The evaluation of the sustainable competitive advantage of the Saudi E-Healthcare System holds paramount importance in guiding informed decision-making and strategic planning within the dynamic healthcare environment. Understanding the system’s strengths and weaknesses through empirical analysis allows stakeholders, including policymakers, healthcare administrators, and technology developers, to identify areas for improvement and leverage competitive advantages effectively. Moreover, this evaluation provides insights into the system’s impact on patient outcomes, technological innovation, and regulatory support. By systematically assessing these dimensions, the study contributes to the broader discourse on the efficacy of digital health initiatives, informing both academic research and practical advancements in healthcare management. Ultimately, the evaluation serves as a crucial tool for ensuring the continued growth, resilience, and relevance of the Saudi E-Healthcare System in an ever-evolving healthcare landscape.

Literature Review

Sustainable competitive advantage of e-healthcare system is one of the important factors that can be used to assess the value, efficiency, and effectiveness of the system. There are various factors observed in previous studies were used for assessing the sustainable competitive advantage. For instance, the regulatory environment, which refers to the legal and policy framework governing the operation of the e-healthcare system, plays a pivotal role in evaluating the sustainable competitive advantage of an e-healthcare system.9,10 A supportive and well-defined regulatory framework fosters innovation, ensures compliance, and establishes a secure foundation for the system’s growth. It influences the system’s adaptability to changing healthcare laws and standards, impacting its long-term viability and competitiveness.
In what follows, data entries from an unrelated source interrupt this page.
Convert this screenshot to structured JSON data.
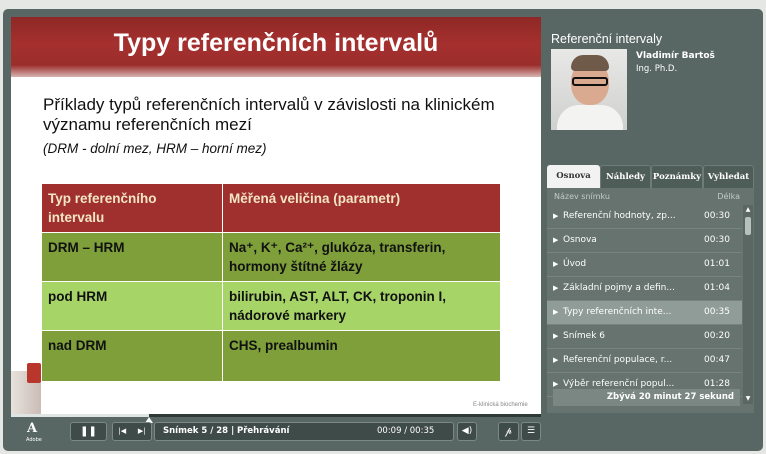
{
  "slide": {
    "title": "Typy referenčních intervalů",
    "intro": "Příklady typů referenčních intervalů v závislosti na klinickém významu referenčních mezí",
    "note": "(DRM - dolní mez, HRM – horní mez)",
    "table": {
      "headers": [
        "Typ referenčního intervalu",
        "Měřená veličina (parametr)"
      ],
      "rows": [
        [
          "DRM – HRM",
          "Na⁺, K⁺, Ca²⁺, glukóza, transferin, hormony štítné žlázy"
        ],
        [
          "pod HRM",
          "bilirubin, AST, ALT, CK, troponin I, nádorové markery"
        ],
        [
          "nad DRM",
          "CHS, prealbumin"
        ]
      ]
    },
    "watermark": "E-klinická biochemie"
  },
  "sidebar": {
    "title": "Referenční intervaly",
    "presenter_name": "Vladimír Bartoš",
    "presenter_degree": "Ing. Ph.D.",
    "tabs": [
      "Osnova",
      "Náhledy",
      "Poznámky",
      "Vyhledat"
    ],
    "list_header": {
      "name": "Název snímku",
      "length": "Délka"
    },
    "items": [
      {
        "name": "Referenční hodnoty, zp...",
        "duration": "00:30"
      },
      {
        "name": "Osnova",
        "duration": "00:30"
      },
      {
        "name": "Úvod",
        "duration": "01:01"
      },
      {
        "name": "Základní pojmy a defin...",
        "duration": "01:04"
      },
      {
        "name": "Typy referenčních inte...",
        "duration": "00:35",
        "selected": true
      },
      {
        "name": "Snímek 6",
        "duration": "00:20"
      },
      {
        "name": "Referenční populace, r...",
        "duration": "00:47"
      },
      {
        "name": "Výběr referenční popul...",
        "duration": "01:28"
      }
    ],
    "remaining": "Zbývá 20 minut 27 sekund"
  },
  "controls": {
    "logo": "A",
    "logo_sub": "Adobe",
    "play_pause_icon": "pause-icon",
    "prev_icon": "skip-previous-icon",
    "next_icon": "skip-next-icon",
    "slide_number": "Snímek 5 / 28",
    "separator": "|",
    "state": "Přehrávání",
    "time": "00:09 / 00:35",
    "volume_icon": "speaker-icon",
    "attachment_icon": "paperclip-icon",
    "menu_icon": "playlist-icon",
    "progress_fraction": 0.26
  },
  "colors": {
    "title_bar": "#a5302e",
    "table_header": "#a0302e",
    "row_dark_green": "#7e9f3a",
    "row_light_green": "#a6d467",
    "player_frame": "#586763"
  }
}
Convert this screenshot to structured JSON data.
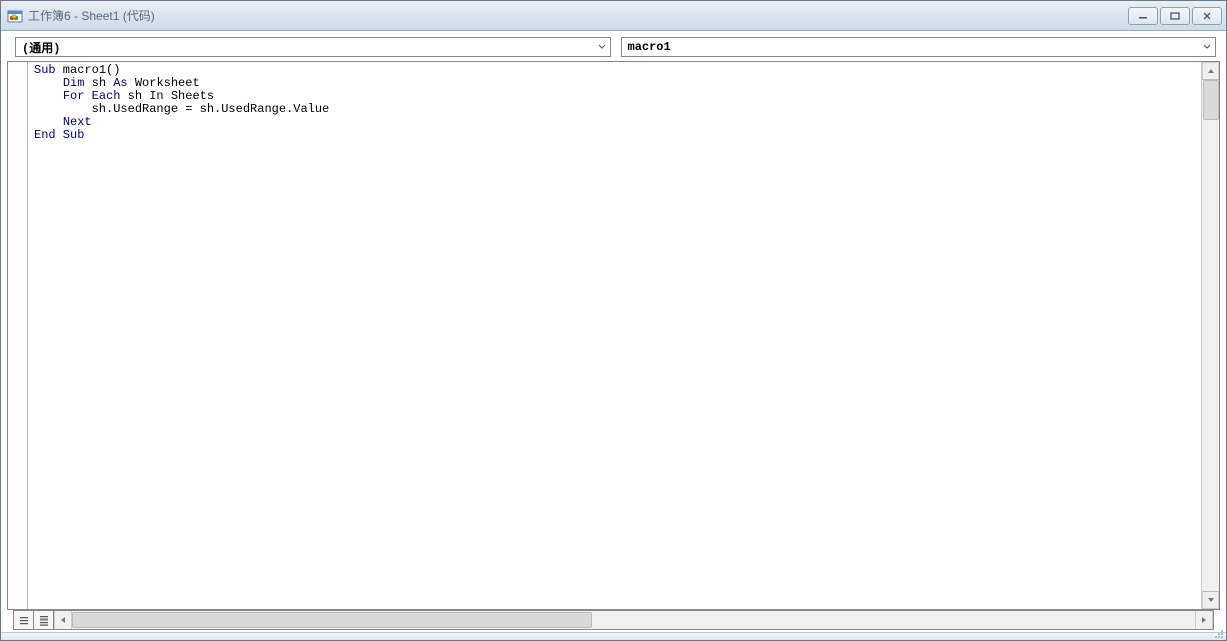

In addition, robust data security and privacy measures are crucial for building and maintaining trust in an e-healthcare system. The effectiveness of encryption protocols, user authentication, and adherence to privacy regulations directly influences the system’s competitive advantage. A secure system not only safeguards sensitive health information but also attracts and retains users in an era of increasing data concerns.11,12 Another factor, interoperability, which is the ability of the e-healthcare system to exchange and use information seamlessly with other healthcare systems, ensuring compatibility and coordination. Integration involves incorporating the system into the broader healthcare infrastructure to streamline workflows.13–15

Similarly, a robust technological infrastructure forms the backbone of any e-healthcare system. The system’s scalability, reliability, and performance are key factors influencing its long-term competitiveness.16,17 Regular investments in upgrading and maintaining the technological backbone ensure that the system remains at the forefront of healthcare technology advancements. The ability to innovate and adapt to emerging technologies is critical for maintaining a competitive edge. Continuous improvement initiatives, coupled with a culture of innovation, enable the e-healthcare system to stay ahead of evolving healthcare trends and user expectations, contributing to its sustained competitive advantage.18–20 Furthermore, the integration and effective utilization of artificial intelligence (AI) in healthcare processes contribute to efficiency, accuracy, and personalized care. The extent to which an e-healthcare system adopts and harnesses AI technologies can significantly impact its competitive advantage by offering advanced diagnostic tools, predictive analytics, and enhanced decision-making capabilities.21,22

In addition, seamless health information exchange between different entities within the healthcare ecosystem is essential. The effectiveness of the e-healthcare system in facilitating secure and efficient information exchange directly impacts coordinated care and contributes to improved patient outcomes, thus enhancing its competitive position.23 Furthermore, the system’s capability to manage population health by analyzing and utilizing health data at a broader level is crucial. Effective population health management contributes to preventive care, resource optimization, and overall health improvement, positioning the e-healthcare system as a leader in holistic healthcare delivery.24,25

The above discussed factors may affect user experience and accessibility, which are paramount in evaluating the sustainable competitive advantage of an e-healthcare system. An intuitive and user-friendly interface enhances patient and healthcare professional engagement, driving adoption and overall system effectiveness. Accessibility considerations ensure that the benefits of the system are inclusive and reach diverse populations.26,27 In addition, the effectiveness of training and education programs for users, healthcare professionals, and system administrators is instrumental. Well-designed programs ensure that stakeholders are proficient in utilizing the system’s features, maximizing its potential and contributing to sustained competitive advantage.28–30 Finally, financial sustainability is key to the long-term viability of an e-healthcare system. Efficient resource allocation, revenue generation models, and cost-effectiveness contribute to financial resilience, ensuring the system’s ability to adapt and grow amidst evolving healthcare economic landscapes.31,32

Methods

A cross-sectional survey design was adopted in this study. The details of study design are presented in following sections.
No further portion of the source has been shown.